The role of Ajax's star forward Cruyff was also key to this system, as he would roam across the front line or back into midfield causing damage all over the pitch. Spaces he left open in his side's structure though were quickly filled by a teammate.

Spatial awareness, in terms of where players should move and where they should not in relation to their teammates and their opponents was critical to this system.



The impact of Michel's new system saw an Ajax reach the European Cup Final in 1969 where they would get turned over 4-1 by AC Milan, but the experience of playing in such a match would stand them in good stead.

In 1971, Ajax defeated Panathinaikos 2-0 at Wembley to capture their first European title and cap a run that even survived the departure of Michels to Barcelona following this victory.



Under the less demanding, but more even more attack minded, Stefan Kovacs, Ajax accumulated a staggering 46-0-0 record at home in domestic football during 1971-1972 and 1972-1973, while also scooping up two more European Cups in those seasons with a 2-0 victory over Inter in 1972 and a 1-0 win over Juventus the following year.

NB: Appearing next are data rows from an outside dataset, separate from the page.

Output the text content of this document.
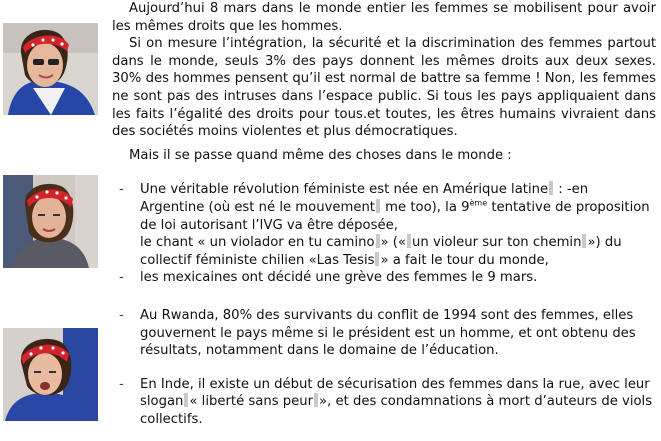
Aujourd’hui 8 mars dans le monde entier les femmes se mobilisent pour avoir les mêmes droits que les hommes.

Si on mesure l’intégration, la sécurité et la discrimination des femmes partout dans le monde, seuls 3% des pays donnent les mêmes droits aux deux sexes. 30% des hommes pensent qu’il est normal de battre sa femme ! Non, les femmes ne sont pas des intruses dans l’espace public. Si tous les pays appliquaient dans les faits l’égalité des droits pour tous.et toutes, les êtres humains vivraient dans des sociétés moins violentes et plus démocratiques.

Mais il se passe quand même des choses dans le monde :

- Une véritable révolution féministe est née en Amérique latine : -en Argentine (où est né le mouvement me too), la 9ème tentative de proposition de loi autorisant l’IVG va être déposée,
le chant « un violador en tu camino » (« un violeur sur ton chemin ») du collectif féministe chilien «Las Tesis » a fait le tour du monde,
- les mexicaines ont décidé une grève des femmes le 9 mars.
- Au Rwanda, 80% des survivants du conflit de 1994 sont des femmes, elles gouvernent le pays même si le président est un homme, et ont obtenu des résultats, notamment dans le domaine de l’éducation.
- En Inde, il existe un début de sécurisation des femmes dans la rue, avec leur slogan « liberté sans peur », et des condamnations à mort d’auteurs de viols collectifs.
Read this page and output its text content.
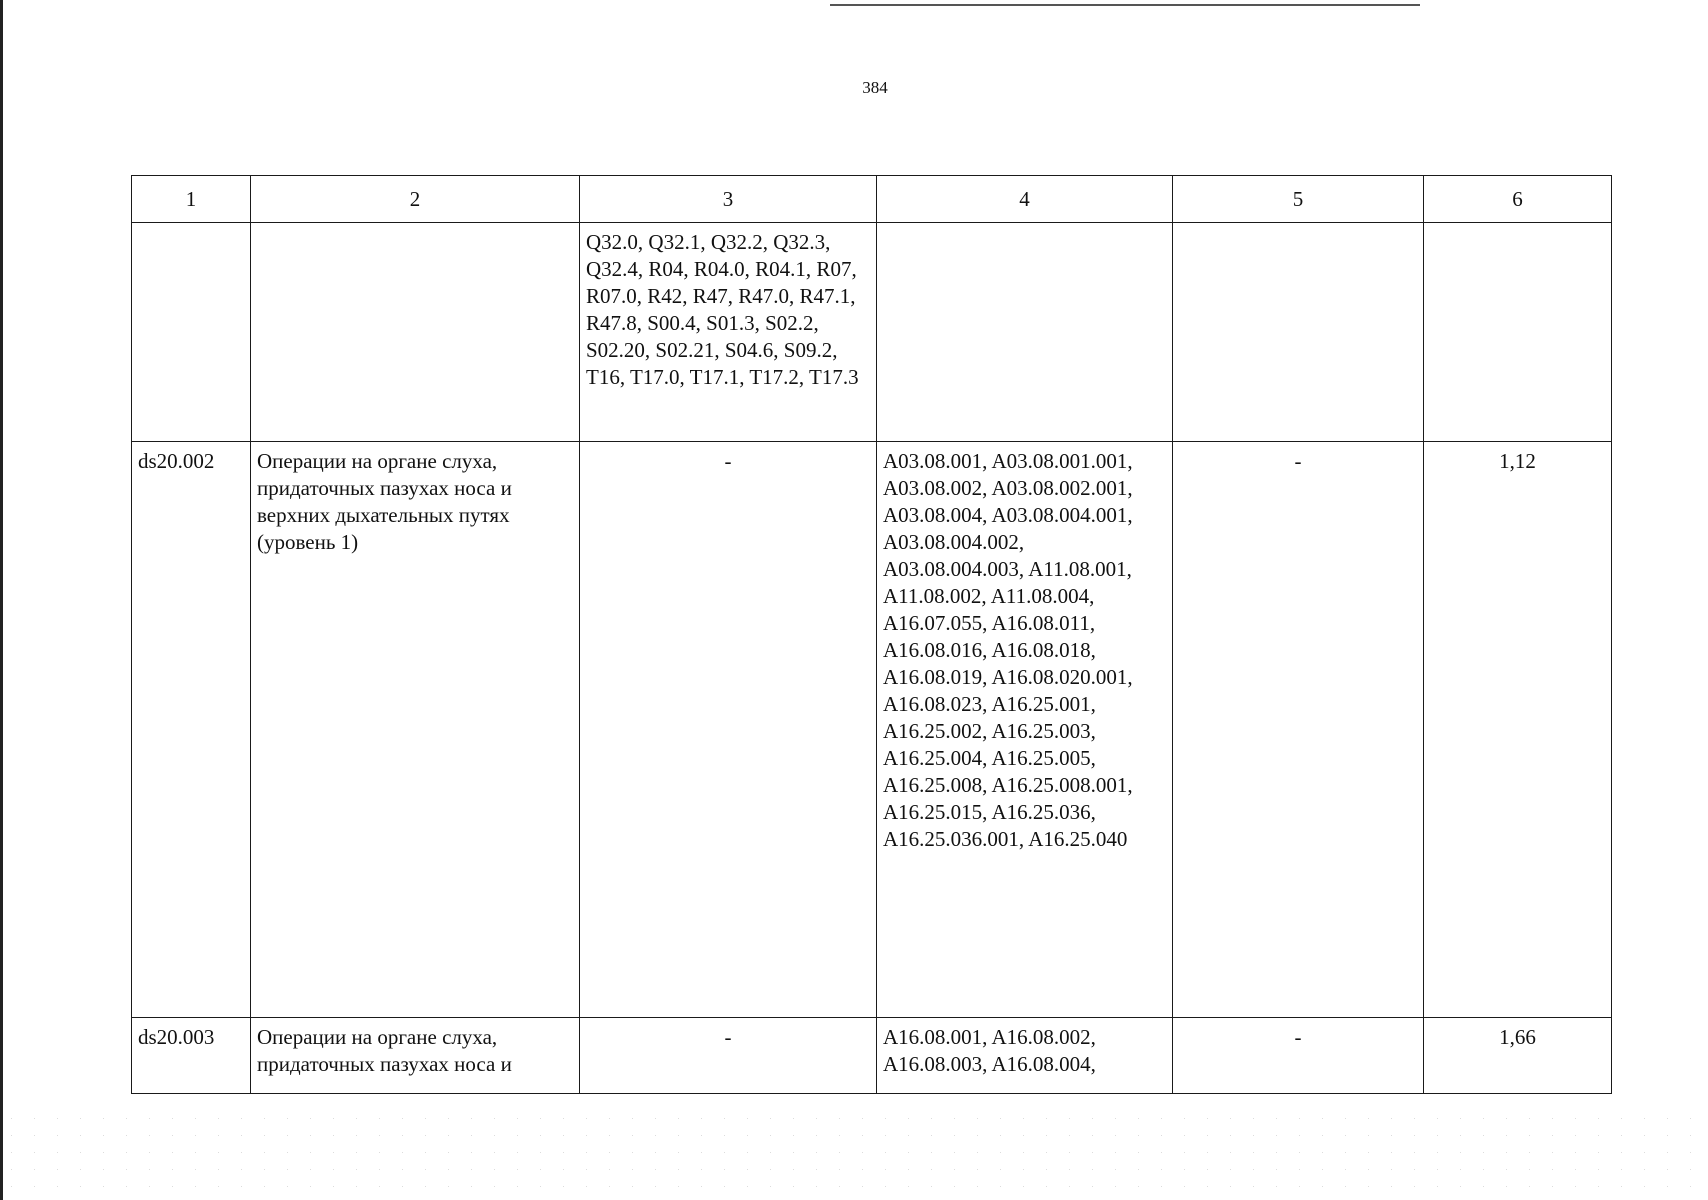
384
1	2	3	4	5	6
		Q32.0, Q32.1, Q32.2, Q32.3, Q32.4, R04, R04.0, R04.1, R07, R07.0, R42, R47, R47.0, R47.1, R47.8, S00.4, S01.3, S02.2, S02.20, S02.21, S04.6, S09.2, T16, T17.0, T17.1, T17.2, T17.3			
ds20.002	Операции на органе слуха, придаточных пазухах носа и верхних дыхательных путях (уровень 1)	-	A03.08.001, A03.08.001.001, A03.08.002, A03.08.002.001, A03.08.004, A03.08.004.001, A03.08.004.002, A03.08.004.003, A11.08.001, A11.08.002, A11.08.004, A16.07.055, A16.08.011, A16.08.016, A16.08.018, A16.08.019, A16.08.020.001, A16.08.023, A16.25.001, A16.25.002, A16.25.003, A16.25.004, A16.25.005, A16.25.008, A16.25.008.001, A16.25.015, A16.25.036, A16.25.036.001, A16.25.040	-	1,12
ds20.003	Операции на органе слуха, придаточных пазухах носа и	-	A16.08.001, A16.08.002, A16.08.003, A16.08.004,	-	1,66
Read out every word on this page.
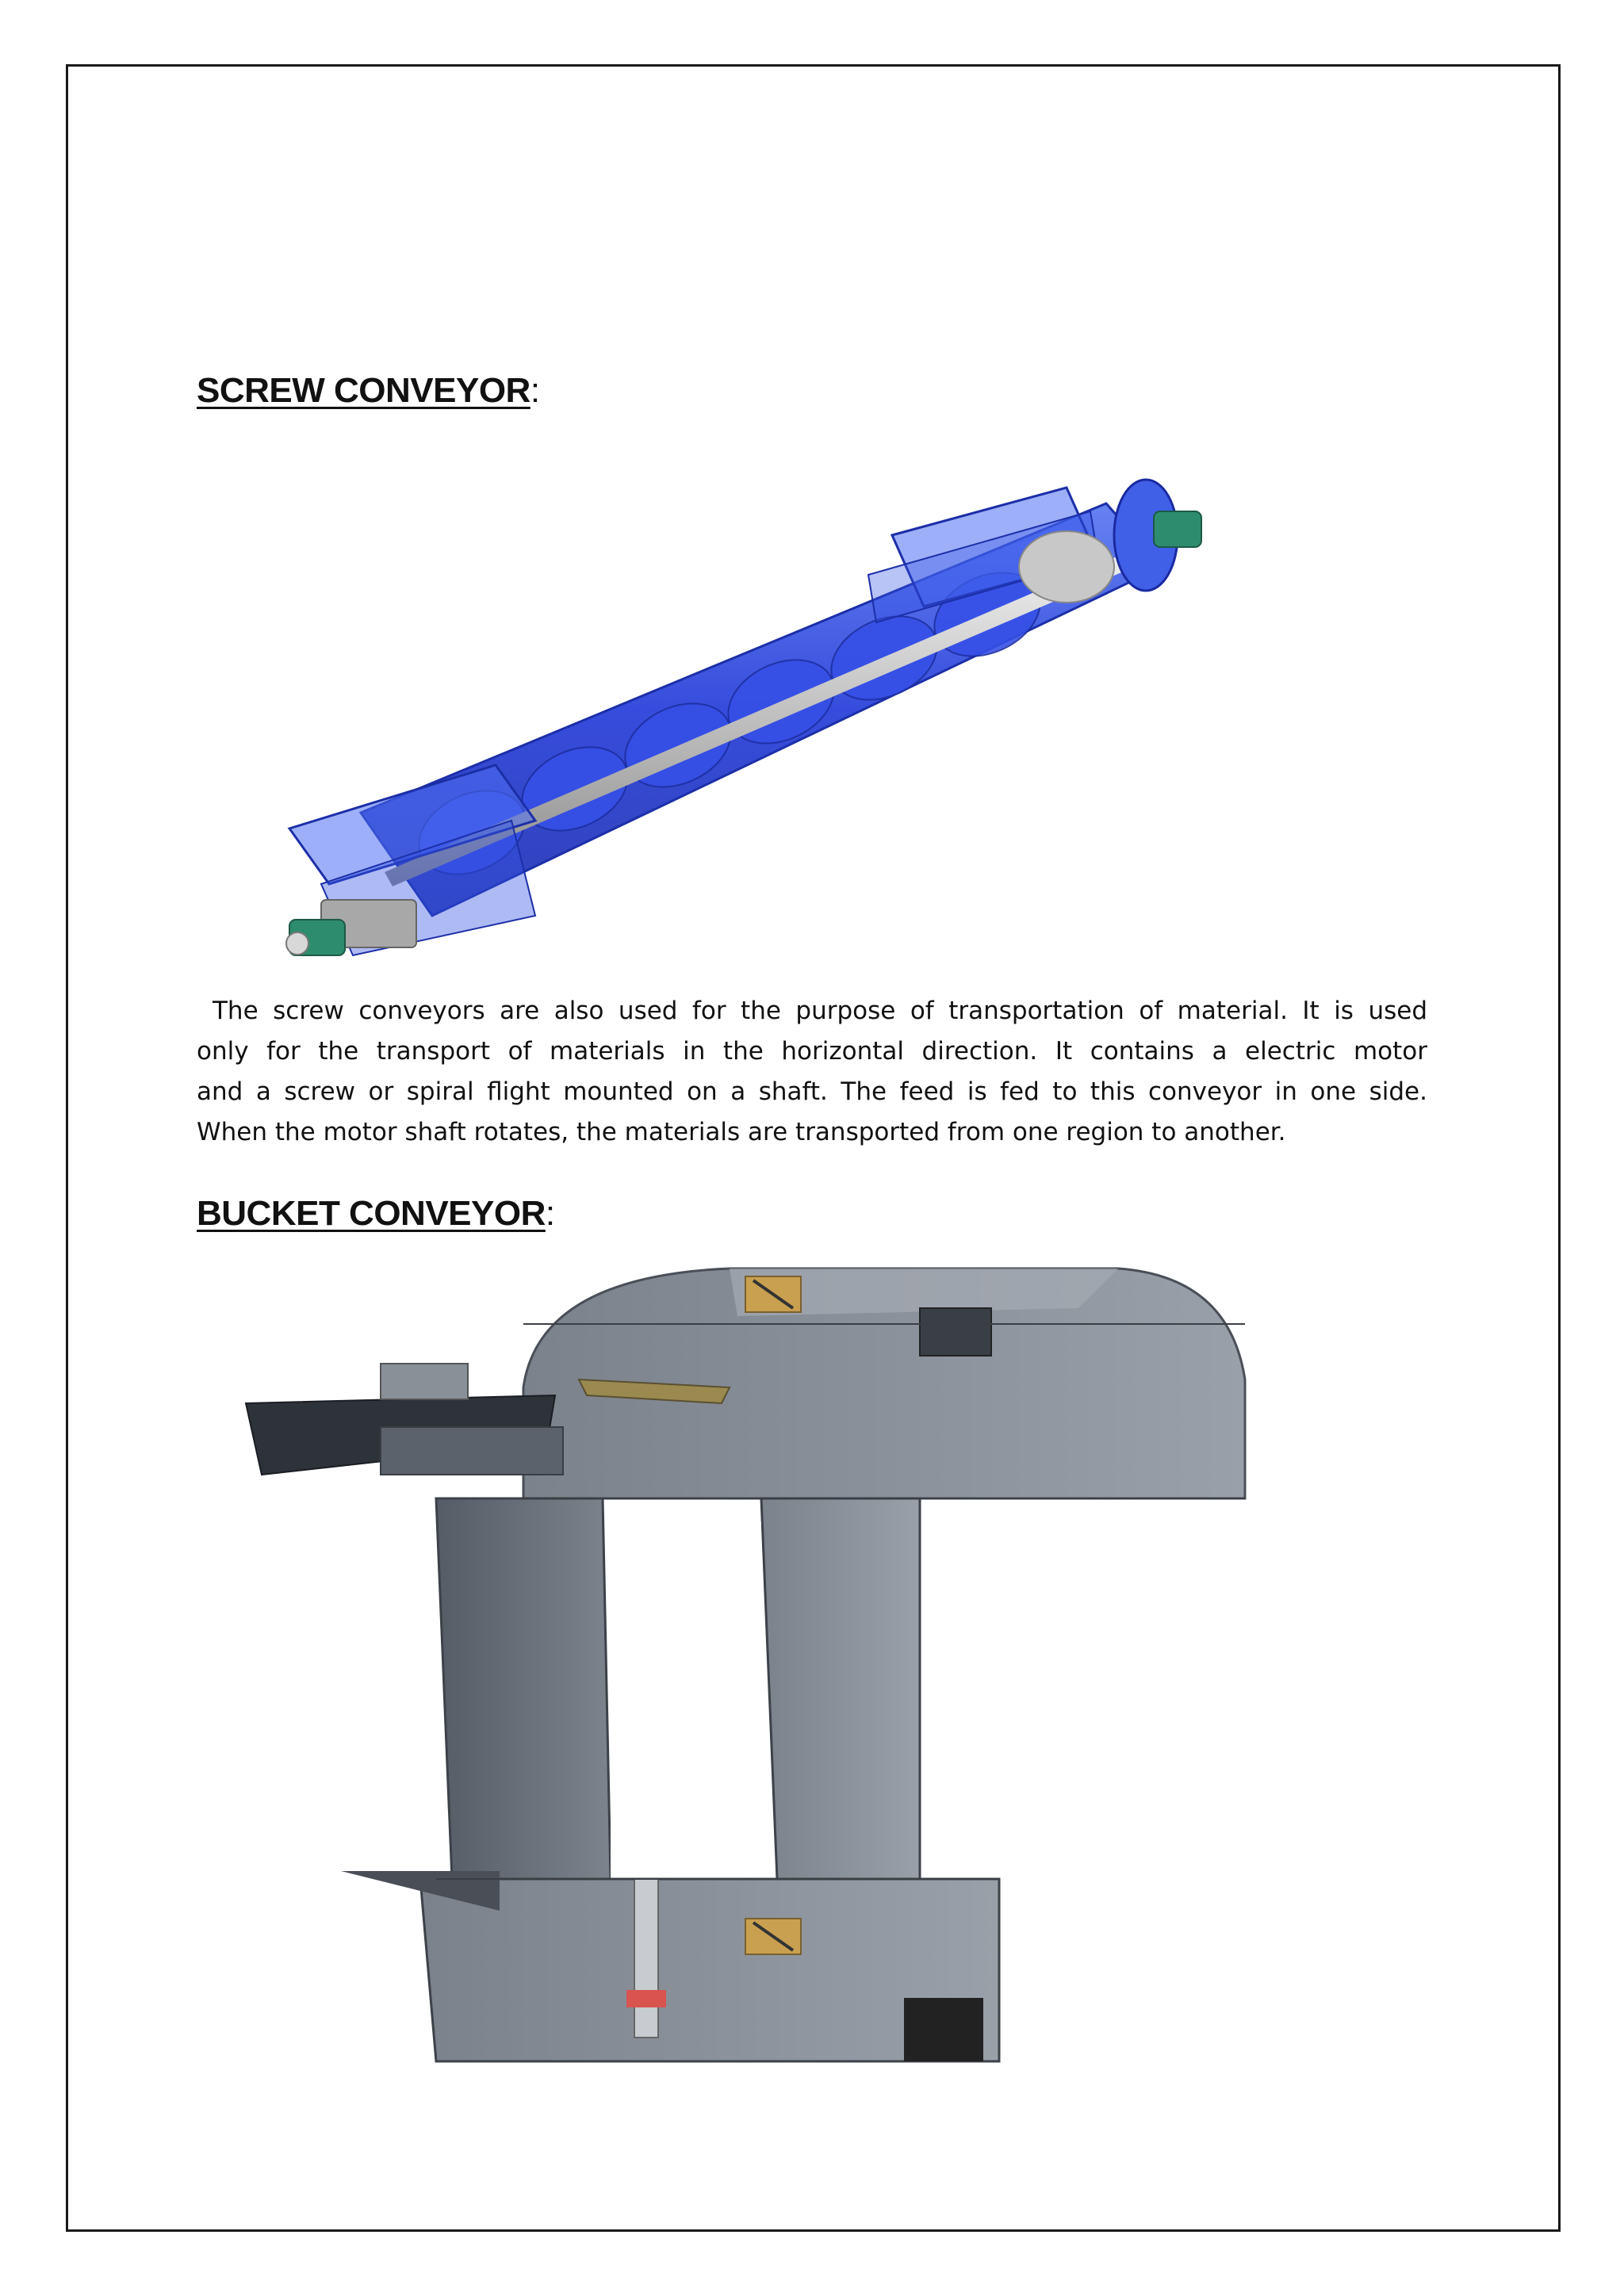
SCREW CONVEYOR:

The screw conveyors are also used for the purpose of transportation of material. It is used
only for the transport of materials in the horizontal direction. It contains a electric motor
and a screw or spiral flight mounted on a shaft. The feed is fed to this conveyor in one side.
When the motor shaft rotates, the materials are transported from one region to another.

BUCKET CONVEYOR:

This era of Ajax dominance would come to an end in 1973 with the departure of Cruyff to Barcelona.

Cruyff and Michels, reunited at club and country level, were able to bring their Total Football style over to the Dutch national side, as they strode to the World Cup Final in 1974.

Although there have been modifications down through the years, this style of play was at the heart of Pep Guardiola's Barcelona, who some consider the best club side ever. What former Manchester United manager Sir Alex Ferguson called their "carousel of passing" was only possible by controlling space and always giving each other passing options.

Whenever this side lost the ball, which was rare to begin with, they were setup to quickly win it back. Modern day Barcelona, still owe much to Michels and Cruyff and the ideas they put into practice over four decades ago.